Last digits of power towers $7$, $7^7$, $7^{7^7}$, $7^{7^{7^7}}$, ... don't change, and generalisation While playing around with Wolfram Alpha, I noticed that the last four digits of 
$7^{7^{7^{7^7}}}, 7^{7^{7^{7^{7^7}}}},$ and $7^{7^{7^{7^{7^{7^7}}}}}$were all $2343$. In fact, the number of sevens did not seem to matter (so long as it exceeded five); the result was always $2343$. With further explanation, the last five digits appeared to remain unchanging with at least six sevens, and so on. When I replaced the sevens with other digits, the same effect appeared (even for digits not relatively prime to $10$, which somewhat surprised me). 
My question is: can someone shed some light on why this is taking place? I have some [extremely] basic knowledge of [extremely] elementary number theory, and I've noticed that $7^{2343} \equiv 2343 \pmod{10^4}$ and similar results for other exponents and quantities of exponents, which explains why the pattern continues once it exists, but I haven't had much luck in proving that this will always work. I greatly appreciate any help anyone can provide me for explaining this interesting result. Thank you in advance.

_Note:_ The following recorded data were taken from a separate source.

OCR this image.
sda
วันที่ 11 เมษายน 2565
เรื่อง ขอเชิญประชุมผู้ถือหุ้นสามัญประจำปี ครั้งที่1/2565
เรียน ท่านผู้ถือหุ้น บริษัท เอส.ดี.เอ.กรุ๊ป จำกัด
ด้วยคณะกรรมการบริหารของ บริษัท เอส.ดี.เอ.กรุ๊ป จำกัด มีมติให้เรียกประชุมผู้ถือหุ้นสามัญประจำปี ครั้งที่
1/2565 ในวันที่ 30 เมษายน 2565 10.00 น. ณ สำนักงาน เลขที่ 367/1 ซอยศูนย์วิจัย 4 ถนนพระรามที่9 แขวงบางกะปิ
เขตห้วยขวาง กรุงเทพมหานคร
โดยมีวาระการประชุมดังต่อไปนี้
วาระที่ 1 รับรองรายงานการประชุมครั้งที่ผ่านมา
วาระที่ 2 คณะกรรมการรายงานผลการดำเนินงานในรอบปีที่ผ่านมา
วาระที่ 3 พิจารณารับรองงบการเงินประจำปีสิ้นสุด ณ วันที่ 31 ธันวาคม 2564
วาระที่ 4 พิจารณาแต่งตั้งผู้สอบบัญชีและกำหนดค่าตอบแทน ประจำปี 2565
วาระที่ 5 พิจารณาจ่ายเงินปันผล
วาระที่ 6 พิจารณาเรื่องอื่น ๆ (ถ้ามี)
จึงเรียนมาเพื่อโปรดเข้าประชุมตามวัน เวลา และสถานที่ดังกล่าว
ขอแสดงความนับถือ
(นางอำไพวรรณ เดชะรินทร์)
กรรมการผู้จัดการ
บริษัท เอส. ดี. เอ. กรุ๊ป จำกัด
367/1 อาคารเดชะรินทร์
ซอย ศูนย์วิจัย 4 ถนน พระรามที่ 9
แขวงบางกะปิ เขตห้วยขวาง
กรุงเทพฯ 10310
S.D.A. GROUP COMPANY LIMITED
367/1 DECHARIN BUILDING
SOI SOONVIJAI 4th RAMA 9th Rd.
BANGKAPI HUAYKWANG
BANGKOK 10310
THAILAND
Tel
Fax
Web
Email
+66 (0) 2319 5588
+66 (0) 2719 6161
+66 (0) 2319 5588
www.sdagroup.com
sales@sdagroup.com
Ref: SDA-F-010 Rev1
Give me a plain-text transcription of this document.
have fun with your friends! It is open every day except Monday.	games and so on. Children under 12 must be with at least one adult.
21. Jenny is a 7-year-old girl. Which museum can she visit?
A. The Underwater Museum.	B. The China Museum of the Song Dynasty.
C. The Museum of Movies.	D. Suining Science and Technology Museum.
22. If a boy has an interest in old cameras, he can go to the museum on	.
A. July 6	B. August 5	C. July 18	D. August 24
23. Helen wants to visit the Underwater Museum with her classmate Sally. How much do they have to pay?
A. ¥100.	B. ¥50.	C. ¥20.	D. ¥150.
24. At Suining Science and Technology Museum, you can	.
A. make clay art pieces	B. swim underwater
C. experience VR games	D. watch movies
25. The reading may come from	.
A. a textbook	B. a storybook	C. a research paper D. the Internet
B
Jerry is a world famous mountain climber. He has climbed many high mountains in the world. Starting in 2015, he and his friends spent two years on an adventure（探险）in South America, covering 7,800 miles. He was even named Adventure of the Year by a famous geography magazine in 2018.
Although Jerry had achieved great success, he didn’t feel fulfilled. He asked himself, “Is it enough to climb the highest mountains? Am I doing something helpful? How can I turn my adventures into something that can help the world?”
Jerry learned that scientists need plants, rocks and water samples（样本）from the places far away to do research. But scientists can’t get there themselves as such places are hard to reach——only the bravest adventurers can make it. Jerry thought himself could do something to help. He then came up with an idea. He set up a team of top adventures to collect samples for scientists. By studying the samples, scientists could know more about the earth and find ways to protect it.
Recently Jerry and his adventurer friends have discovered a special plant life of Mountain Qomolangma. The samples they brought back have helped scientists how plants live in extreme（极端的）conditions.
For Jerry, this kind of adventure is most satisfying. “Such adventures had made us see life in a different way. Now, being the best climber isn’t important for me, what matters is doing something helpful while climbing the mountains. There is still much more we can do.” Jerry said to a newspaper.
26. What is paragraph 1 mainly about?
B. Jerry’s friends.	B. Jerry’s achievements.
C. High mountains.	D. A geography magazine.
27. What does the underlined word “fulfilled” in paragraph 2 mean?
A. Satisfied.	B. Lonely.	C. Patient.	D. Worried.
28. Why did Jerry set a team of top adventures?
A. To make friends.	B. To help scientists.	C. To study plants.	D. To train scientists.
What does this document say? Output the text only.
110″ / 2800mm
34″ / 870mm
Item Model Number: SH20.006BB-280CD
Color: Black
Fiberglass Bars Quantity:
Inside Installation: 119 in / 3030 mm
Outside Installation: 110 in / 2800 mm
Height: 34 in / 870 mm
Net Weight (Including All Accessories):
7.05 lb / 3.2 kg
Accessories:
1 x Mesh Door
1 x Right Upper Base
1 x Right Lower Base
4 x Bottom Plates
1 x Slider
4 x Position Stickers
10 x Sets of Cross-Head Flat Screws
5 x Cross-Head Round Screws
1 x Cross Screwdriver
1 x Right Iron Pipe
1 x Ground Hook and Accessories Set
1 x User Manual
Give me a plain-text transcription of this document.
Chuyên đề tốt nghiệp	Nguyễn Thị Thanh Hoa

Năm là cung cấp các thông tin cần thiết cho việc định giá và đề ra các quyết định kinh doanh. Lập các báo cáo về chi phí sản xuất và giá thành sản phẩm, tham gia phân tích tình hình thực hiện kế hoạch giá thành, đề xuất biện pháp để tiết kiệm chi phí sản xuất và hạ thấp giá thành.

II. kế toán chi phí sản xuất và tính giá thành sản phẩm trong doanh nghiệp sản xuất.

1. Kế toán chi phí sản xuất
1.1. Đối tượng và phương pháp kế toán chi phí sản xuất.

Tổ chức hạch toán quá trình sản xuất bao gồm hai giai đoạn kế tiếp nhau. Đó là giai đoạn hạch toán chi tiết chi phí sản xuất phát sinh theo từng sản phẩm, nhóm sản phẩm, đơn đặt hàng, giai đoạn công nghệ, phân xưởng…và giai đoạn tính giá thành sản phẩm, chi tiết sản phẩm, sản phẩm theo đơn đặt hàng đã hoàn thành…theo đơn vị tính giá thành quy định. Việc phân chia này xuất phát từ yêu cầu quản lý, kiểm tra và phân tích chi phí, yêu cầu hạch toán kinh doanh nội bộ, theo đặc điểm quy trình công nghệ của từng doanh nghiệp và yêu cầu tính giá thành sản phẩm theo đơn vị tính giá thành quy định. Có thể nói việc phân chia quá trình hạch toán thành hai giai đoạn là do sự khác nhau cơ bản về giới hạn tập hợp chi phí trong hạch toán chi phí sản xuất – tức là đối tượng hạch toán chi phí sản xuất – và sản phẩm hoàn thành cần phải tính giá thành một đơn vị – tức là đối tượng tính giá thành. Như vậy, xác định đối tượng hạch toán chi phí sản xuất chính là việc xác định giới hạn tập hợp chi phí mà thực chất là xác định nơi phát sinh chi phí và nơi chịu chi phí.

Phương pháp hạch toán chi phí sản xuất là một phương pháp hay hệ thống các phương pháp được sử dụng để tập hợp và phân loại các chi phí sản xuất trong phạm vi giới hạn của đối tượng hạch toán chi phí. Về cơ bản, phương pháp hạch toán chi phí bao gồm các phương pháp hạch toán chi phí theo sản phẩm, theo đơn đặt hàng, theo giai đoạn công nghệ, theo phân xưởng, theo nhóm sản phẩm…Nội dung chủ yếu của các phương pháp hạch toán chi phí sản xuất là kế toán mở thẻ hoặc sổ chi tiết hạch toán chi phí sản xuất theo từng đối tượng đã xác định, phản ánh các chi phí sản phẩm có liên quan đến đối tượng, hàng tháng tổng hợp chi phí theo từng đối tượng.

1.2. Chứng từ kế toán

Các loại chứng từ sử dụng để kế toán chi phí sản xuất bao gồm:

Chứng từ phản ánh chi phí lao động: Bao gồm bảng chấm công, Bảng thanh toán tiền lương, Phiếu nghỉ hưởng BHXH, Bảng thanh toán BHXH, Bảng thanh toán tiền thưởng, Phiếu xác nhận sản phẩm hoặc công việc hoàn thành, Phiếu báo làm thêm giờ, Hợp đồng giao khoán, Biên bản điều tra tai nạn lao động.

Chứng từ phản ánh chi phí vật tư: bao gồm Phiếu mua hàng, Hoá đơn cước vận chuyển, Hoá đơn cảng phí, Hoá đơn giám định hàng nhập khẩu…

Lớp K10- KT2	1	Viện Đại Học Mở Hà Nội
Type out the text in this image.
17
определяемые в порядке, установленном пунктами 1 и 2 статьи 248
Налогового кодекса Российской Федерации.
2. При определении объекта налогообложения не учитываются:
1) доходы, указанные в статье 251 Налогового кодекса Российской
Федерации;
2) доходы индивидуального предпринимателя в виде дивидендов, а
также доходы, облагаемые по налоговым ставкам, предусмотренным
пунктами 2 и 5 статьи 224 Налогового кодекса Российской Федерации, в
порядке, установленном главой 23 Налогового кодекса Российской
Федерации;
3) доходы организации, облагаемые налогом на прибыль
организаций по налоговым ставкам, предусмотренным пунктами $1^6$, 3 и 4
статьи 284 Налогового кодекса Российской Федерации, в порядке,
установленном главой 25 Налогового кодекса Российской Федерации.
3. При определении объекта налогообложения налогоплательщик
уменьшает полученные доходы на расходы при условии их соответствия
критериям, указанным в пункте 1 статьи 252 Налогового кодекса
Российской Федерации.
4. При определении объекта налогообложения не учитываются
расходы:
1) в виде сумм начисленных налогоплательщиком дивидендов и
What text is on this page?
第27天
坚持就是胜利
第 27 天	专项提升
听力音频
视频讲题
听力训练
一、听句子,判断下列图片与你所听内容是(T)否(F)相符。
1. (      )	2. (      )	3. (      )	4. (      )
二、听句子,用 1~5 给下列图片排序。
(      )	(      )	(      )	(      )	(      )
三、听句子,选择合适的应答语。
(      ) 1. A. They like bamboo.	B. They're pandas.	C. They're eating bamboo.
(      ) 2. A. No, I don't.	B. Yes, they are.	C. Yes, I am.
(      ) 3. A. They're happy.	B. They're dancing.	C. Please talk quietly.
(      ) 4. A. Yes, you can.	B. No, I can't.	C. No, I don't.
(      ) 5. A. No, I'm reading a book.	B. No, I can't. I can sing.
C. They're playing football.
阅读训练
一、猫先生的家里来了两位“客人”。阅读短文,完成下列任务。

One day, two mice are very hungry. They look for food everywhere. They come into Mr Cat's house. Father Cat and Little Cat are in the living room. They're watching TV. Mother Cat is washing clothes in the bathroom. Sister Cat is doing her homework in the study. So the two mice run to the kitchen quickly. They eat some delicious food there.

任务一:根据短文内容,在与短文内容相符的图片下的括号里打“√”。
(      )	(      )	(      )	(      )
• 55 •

Edit: I recently found that this question is strongly related to Problem 3 of the 1991 USAMO, the solution for which can be found here.
 A: This isn't a complete answer, but perhaps something that might be part of one. 
Consider the equation $2^x \equiv x \pmod{100}$. The smallest positive solution is $x=36$. It also turns out that $36^{36} \equiv 36 \pmod{100}$. Thus if we have $2^{{36}^k} \pmod{100}$ it will reduce to $2^{36 * 36 * \dots * 36} \equiv (2^{36})^{36 * \dots * 36} \equiv 36^{36 * \dots * 36} \equiv 36 \pmod{100}$, so the residue will remain fixed no matter what power of 36 we raise 2 to. Something similar might be happening with your powers of 7 modulo 10000. 2343 is the smallest positive solution to $7^a \equiv a \pmod{10000}$. If we swap the roles it's also true that 7 is the smallest positive solution to $2343^a \equiv a \pmod{10000}$. I haven't thought about this long enough to know whether I should be surprised.
Let $(a,x)$ denote that $x$ is the smallest positive solution to $a^x \equiv x \pmod{10^d}$, where $d$ is the number of digits of $x$. I found the pairs (2,36), (3,87), (4,96), (5,25), (6,56), (7,43) [which contains the last two digits of your 2343 value], (8,56), and (9,89). Solutions to $a^a \equiv a \pmod{10^d}$, where $d$ is the number of digits of $a$, can be found here. The sequence itself is pretty interesting.